# mangrove snapper



## whitetail187 (Mar 3, 2012)

looking for mangrove snapper tonight. any suggestions on spots and bait to use? landlocked
thanks


----------



## BirdNest (Jul 25, 2013)

Saw a nice one pulled up on PCB pier last night at about 630 not sure what bait or rig he was using though


----------



## Bodupp (Oct 3, 2007)

Used to see a few caught under the Perdido pass bridge, west side, at night. Guys would have a long handled shrimp net and dip up live shrimp as they came by on an outgoing tide, then toss them out near the bridge pilings.

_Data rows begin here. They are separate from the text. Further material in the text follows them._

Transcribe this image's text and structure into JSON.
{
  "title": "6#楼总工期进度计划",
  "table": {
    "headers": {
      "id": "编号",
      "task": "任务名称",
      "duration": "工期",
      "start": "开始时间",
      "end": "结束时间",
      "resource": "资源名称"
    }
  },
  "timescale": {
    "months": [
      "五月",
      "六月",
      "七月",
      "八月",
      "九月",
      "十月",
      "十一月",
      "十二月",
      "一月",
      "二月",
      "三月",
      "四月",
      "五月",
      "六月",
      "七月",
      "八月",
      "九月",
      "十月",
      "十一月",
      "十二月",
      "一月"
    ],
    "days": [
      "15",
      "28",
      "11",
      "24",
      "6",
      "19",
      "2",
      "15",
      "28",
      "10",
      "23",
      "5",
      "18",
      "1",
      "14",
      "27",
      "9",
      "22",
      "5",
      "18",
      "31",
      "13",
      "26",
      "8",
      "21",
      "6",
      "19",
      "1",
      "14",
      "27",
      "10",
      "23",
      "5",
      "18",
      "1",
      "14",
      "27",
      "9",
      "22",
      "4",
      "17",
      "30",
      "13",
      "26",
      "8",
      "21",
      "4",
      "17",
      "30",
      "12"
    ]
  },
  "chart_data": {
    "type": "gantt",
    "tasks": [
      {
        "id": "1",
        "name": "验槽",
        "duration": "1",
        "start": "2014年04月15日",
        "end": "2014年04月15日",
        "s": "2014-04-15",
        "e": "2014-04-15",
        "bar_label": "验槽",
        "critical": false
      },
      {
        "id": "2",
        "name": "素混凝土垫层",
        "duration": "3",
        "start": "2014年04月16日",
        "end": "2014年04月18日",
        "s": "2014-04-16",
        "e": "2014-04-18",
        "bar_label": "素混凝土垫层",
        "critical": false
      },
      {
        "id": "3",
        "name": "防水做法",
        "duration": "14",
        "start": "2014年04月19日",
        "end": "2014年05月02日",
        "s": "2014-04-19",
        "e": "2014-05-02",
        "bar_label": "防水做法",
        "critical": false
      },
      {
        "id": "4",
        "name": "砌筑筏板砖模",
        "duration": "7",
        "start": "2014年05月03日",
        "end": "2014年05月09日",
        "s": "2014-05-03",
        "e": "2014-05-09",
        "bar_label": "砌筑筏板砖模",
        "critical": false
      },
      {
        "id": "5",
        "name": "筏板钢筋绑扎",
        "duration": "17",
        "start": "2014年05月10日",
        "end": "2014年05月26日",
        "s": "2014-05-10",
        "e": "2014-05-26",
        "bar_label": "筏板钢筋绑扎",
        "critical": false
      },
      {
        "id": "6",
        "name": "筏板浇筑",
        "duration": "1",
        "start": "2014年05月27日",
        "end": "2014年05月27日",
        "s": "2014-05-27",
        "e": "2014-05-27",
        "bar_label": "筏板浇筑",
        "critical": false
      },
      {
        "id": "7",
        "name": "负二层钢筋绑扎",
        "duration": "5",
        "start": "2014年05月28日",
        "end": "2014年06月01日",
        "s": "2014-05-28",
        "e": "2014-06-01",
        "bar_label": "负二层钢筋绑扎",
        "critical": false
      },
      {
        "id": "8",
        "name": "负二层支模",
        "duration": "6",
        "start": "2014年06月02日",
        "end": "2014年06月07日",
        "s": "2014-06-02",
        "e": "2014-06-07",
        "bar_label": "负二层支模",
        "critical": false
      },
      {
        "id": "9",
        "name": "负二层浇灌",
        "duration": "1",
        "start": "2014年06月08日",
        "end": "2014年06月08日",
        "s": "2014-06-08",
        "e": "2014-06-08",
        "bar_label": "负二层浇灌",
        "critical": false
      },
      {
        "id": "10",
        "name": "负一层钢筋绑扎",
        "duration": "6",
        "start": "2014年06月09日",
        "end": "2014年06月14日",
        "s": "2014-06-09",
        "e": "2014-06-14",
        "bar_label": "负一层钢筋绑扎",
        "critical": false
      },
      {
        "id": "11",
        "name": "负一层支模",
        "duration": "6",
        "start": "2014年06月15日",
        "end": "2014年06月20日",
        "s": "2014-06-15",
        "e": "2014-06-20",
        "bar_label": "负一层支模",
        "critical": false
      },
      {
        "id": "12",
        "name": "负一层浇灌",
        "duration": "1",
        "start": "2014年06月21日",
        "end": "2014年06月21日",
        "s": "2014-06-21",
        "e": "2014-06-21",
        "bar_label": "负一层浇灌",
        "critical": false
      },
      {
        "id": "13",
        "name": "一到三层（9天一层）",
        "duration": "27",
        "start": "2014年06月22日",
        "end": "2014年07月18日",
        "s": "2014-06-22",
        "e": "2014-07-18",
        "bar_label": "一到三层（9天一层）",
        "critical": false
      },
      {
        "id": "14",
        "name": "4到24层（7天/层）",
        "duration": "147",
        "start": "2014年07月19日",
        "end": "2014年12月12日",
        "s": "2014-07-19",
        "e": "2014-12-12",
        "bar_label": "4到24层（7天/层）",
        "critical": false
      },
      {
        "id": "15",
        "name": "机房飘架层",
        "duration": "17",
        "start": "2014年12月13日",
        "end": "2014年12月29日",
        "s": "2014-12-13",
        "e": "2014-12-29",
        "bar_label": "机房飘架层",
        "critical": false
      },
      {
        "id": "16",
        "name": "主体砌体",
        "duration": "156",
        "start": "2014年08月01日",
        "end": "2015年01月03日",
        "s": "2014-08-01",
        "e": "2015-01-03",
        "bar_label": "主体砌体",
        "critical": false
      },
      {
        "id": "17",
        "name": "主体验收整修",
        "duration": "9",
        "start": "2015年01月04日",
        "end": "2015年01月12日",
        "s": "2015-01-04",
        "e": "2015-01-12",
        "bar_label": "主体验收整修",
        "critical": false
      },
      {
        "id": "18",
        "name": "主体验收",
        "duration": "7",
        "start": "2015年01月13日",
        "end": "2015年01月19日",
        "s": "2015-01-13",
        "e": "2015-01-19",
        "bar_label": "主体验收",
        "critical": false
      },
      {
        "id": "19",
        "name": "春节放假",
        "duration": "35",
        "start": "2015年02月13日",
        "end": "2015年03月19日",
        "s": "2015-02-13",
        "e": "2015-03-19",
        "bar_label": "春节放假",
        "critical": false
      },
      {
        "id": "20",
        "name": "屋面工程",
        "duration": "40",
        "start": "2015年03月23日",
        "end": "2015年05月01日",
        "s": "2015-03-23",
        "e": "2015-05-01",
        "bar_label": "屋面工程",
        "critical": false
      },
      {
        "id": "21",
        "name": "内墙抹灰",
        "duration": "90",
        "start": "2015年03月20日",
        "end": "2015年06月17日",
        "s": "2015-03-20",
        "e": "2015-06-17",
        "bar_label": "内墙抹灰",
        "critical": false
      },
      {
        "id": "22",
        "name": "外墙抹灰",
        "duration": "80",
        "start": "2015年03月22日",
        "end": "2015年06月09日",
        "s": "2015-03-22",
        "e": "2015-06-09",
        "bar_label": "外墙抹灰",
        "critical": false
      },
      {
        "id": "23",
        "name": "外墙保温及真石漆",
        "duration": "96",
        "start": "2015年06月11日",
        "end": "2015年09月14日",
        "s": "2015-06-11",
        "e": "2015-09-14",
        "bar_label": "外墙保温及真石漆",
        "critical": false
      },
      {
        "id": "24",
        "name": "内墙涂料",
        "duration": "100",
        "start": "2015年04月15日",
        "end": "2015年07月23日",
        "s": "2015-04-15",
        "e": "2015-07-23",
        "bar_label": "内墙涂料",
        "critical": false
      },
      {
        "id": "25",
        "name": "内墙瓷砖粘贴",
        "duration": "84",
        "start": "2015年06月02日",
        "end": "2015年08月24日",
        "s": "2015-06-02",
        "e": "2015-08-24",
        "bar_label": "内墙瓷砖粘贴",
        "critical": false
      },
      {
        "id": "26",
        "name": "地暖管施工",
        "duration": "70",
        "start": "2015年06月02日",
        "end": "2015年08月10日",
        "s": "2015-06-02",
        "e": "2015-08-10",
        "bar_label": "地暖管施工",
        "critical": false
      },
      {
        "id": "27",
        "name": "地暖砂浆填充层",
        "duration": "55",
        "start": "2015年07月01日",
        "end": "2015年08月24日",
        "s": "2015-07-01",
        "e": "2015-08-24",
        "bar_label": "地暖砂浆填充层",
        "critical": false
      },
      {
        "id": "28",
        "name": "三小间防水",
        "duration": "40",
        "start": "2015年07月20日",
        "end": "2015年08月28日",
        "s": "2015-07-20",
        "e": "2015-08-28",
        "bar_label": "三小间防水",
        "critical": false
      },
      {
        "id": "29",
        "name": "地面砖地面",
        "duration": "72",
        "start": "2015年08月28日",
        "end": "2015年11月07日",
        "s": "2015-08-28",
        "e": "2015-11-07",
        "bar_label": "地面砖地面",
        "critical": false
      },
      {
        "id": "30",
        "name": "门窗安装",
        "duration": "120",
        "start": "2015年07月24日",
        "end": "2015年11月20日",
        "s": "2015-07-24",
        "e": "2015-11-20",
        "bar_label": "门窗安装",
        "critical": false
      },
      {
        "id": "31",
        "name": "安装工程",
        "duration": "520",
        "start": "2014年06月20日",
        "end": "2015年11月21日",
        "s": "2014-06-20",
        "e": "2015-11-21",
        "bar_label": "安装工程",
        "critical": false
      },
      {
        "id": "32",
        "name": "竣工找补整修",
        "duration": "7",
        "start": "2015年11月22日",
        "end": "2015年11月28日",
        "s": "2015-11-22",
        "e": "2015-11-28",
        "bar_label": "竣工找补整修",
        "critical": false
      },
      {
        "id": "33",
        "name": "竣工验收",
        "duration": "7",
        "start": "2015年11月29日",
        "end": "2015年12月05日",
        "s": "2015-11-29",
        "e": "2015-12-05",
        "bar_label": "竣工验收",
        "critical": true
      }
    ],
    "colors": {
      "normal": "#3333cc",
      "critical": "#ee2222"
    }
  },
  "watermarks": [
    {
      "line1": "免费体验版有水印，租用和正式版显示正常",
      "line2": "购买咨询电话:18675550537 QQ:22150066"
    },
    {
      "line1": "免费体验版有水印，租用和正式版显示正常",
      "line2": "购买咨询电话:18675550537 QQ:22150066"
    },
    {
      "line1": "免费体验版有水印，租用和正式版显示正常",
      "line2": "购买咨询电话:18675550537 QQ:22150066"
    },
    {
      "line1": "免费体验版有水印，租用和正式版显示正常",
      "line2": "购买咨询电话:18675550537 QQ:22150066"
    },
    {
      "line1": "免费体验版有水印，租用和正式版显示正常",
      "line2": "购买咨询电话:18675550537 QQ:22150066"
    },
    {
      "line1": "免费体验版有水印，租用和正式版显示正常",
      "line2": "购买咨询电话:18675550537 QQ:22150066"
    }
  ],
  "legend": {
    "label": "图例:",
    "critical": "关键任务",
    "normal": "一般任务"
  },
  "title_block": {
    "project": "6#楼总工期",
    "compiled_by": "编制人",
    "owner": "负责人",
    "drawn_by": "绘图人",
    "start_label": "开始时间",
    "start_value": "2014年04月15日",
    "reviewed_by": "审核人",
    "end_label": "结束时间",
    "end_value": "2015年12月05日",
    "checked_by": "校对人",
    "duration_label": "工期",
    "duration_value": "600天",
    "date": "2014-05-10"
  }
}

Hope this helps and good luck.


----------



## laboy (Jul 18, 2013)

Got a buddy who catches alot under destin bridge with sand fleas off beach


----------



## whitetail187 (Mar 3, 2012)

Heard pickens was good but I only have day pass. Anybody know when the gate closes?


----------



## Spinner (Aug 11, 2013)

sundown... and picken's by the pilings rock's. Fresh shrimp under a 1/2 oz egg weight is usually what i use. or a small split. last time i got killed by grass. You gotta fish as close to the old building in the h20 though. too close to shore and it's solid pin-fish.


----------



## oneeyedhooker (Sep 8, 2013)

ive caught them inside the pass under docks and by the navy bridge. also under the three mile. nothing huge little over legal. but i use fluoro to a #1 gomakatsu fine wire hook and hide the hook in the shrimp. oh and make it a knocker rig. 1/8 oz weight. good luck


----------



## Brad King (Sep 30, 2007)

I catch them on charters at Bob Sikes alot.. Try fishing really close to the pilings under the bridge with live shrimp. Carolina rig with 20lb leaded and a smaller hook, like a #1 circle works great!

Have not caught many on dead bait. Live shrimp and small bait fish seem to work the best


----------